A high school coach returns to the game on the first of September after the Supreme Court ruled in favor of his First Amendment right to pray on the football field.
Joe Kennedy, a twenty-year Marine veteran and assistant coach for the Bremerton High School (BHS) football team in Bremerton, Washington, was suspended in 2015 for his custom of taking a knee and praying midfield after games to offer thanks, whether his team won or lost.
The school district’s lawyers took issue with his ceremony of seven years and warned that if he didn’t stop, he’d be suspended, but Mr. Kennedy wouldn’t be deterred.
“As a Marine veteran who fought in the first Gulf War, it really rubbed me the wrong way because I served 20 years to support and defend the Constitution,” Mr. Kennedy told The Epoch Times. “Now, I’m being told it doesn’t apply to me. There’s something fundamentally wrong with that. If I can’t express my First Amendment rights as an American, imagine what they are doing to everybody else.”
Though it would have been easier to comply, Mr. Kennedy said that’s essentially what’s wrong with society today.
“Nobody wants to take a stand,” he said. “Well, I wasn’t going to just sit back and let them demolish my rights.”
Inspired by the Christian film “Facing the Giants,” Mr. Kennedy started coaching in 2008.

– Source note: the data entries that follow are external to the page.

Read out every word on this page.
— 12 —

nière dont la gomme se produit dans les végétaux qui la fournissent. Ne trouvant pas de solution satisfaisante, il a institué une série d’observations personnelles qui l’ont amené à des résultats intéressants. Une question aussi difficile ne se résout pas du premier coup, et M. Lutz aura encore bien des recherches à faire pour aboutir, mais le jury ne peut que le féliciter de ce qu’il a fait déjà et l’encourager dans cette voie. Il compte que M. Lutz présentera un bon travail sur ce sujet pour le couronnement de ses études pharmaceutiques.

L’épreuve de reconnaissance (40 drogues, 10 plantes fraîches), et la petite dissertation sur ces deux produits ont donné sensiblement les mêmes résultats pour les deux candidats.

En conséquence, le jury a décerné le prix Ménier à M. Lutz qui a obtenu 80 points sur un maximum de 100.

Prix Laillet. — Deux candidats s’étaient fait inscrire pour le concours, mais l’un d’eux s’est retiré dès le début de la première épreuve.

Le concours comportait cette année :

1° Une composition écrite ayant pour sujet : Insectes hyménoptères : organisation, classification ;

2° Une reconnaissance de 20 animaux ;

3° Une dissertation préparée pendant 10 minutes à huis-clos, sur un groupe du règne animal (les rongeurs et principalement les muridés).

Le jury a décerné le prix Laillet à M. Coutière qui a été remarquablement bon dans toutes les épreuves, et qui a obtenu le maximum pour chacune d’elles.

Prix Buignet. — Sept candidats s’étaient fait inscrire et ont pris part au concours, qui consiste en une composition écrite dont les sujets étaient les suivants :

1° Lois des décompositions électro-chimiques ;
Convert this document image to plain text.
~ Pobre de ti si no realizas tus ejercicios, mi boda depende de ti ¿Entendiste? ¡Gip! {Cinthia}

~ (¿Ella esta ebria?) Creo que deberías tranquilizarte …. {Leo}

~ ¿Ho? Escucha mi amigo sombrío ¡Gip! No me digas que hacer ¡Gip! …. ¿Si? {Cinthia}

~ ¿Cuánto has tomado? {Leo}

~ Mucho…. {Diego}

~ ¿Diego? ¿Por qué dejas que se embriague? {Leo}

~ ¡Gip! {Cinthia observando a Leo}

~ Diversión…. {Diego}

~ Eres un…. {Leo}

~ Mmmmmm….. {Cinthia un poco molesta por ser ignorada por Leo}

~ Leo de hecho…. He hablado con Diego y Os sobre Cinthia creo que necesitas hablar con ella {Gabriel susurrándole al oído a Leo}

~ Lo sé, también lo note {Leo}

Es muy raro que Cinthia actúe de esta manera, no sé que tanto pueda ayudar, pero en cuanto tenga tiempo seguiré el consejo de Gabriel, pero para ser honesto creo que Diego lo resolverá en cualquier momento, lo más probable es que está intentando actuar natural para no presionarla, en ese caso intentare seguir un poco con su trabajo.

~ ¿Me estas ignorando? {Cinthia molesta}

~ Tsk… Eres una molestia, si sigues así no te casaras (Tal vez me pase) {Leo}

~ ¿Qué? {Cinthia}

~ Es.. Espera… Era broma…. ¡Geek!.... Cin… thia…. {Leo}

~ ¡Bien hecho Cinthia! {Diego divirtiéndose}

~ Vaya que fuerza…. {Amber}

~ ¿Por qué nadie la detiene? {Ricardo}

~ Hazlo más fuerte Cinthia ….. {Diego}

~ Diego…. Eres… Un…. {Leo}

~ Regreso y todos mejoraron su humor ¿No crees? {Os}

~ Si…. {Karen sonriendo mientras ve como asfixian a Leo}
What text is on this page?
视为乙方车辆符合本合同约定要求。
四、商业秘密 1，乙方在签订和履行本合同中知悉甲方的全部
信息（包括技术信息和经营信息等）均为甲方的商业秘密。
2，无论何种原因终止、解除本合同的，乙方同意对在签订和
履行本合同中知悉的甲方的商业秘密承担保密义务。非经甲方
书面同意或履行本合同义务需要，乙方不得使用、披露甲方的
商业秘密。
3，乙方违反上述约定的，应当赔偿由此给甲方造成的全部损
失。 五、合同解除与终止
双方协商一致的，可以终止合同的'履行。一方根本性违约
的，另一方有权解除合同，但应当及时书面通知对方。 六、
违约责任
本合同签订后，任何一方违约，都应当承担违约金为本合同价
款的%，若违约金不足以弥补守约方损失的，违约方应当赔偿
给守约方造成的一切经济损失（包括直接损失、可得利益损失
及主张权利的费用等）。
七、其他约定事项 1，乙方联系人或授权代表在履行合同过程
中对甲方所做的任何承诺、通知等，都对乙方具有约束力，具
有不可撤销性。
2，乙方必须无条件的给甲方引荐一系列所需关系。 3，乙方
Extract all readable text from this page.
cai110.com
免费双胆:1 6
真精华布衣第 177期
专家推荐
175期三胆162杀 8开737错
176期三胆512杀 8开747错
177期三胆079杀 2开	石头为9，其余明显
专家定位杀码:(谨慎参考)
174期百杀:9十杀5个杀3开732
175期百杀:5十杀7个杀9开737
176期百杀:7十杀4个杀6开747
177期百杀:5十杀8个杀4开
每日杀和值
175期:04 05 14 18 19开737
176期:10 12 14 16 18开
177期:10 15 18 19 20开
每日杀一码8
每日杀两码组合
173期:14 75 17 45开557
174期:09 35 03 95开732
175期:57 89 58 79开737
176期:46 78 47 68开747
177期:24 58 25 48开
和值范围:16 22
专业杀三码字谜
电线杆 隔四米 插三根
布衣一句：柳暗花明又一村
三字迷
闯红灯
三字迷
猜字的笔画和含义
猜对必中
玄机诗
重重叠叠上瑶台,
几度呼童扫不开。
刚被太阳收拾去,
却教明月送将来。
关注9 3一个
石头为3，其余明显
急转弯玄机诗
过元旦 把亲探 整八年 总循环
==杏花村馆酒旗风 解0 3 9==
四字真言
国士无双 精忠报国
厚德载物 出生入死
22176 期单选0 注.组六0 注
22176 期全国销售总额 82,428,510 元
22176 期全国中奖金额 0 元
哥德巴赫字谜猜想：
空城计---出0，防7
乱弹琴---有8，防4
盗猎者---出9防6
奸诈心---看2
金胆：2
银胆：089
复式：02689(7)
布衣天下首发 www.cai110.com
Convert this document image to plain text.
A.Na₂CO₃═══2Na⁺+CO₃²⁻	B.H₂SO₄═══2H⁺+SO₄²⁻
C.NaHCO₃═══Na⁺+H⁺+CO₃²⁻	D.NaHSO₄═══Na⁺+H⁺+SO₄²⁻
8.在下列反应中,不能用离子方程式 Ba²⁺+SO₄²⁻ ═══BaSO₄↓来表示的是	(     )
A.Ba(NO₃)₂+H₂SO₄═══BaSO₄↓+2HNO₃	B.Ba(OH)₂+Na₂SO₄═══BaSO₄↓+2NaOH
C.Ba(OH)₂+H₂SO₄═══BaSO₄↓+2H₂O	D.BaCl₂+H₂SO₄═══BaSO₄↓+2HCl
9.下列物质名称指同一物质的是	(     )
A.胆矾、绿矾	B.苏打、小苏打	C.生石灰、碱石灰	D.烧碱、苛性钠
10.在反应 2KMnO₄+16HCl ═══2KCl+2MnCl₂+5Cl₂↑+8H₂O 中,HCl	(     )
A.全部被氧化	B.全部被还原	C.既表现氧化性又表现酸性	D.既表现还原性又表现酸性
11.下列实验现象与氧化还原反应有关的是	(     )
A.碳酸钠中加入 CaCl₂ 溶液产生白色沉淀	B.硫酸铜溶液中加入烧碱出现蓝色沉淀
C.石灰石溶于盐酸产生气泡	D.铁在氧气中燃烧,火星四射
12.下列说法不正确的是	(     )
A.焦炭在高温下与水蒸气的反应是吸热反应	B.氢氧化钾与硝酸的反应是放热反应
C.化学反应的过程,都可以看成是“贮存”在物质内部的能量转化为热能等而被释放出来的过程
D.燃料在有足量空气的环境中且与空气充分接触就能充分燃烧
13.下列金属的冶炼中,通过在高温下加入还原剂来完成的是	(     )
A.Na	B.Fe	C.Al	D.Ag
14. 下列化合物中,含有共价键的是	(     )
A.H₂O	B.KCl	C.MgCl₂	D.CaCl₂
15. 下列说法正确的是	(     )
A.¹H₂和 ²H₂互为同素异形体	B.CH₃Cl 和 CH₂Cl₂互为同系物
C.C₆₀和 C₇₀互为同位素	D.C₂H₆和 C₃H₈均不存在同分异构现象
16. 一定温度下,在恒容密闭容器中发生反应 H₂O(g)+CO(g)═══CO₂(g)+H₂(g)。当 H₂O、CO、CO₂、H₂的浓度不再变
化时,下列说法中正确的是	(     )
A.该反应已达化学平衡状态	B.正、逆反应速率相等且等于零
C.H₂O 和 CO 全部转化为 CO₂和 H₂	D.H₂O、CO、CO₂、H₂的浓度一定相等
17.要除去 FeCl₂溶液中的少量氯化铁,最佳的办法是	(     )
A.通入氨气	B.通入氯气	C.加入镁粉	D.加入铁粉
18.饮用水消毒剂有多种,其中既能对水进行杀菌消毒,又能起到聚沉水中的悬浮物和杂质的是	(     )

“Just like in the movie, I gave the glory to God after every game, and that’s what I did,” he said. “I would be at the 50-yard line and take a knee to thank God.”
Separation of Church and State Questioned
According to First Liberty Institute (FLI), the religious freedom legal organization that represented Mr. Kennedy, the school district lawyers had concluded that Mr. Kennedy’s prayer violated school policy prohibiting religious activity intermingled with student activities and decided further that such activity “should be non-demonstrative.”
Mr. Kennedy had been offering motivational speeches to the students who gathered for prayer after the game.
“Those speeches sometimes included religious content and a short prayer, but he never coerced, required, or asked any student to pray or told any student that it was important that they participate in any religious activity,” FLI said.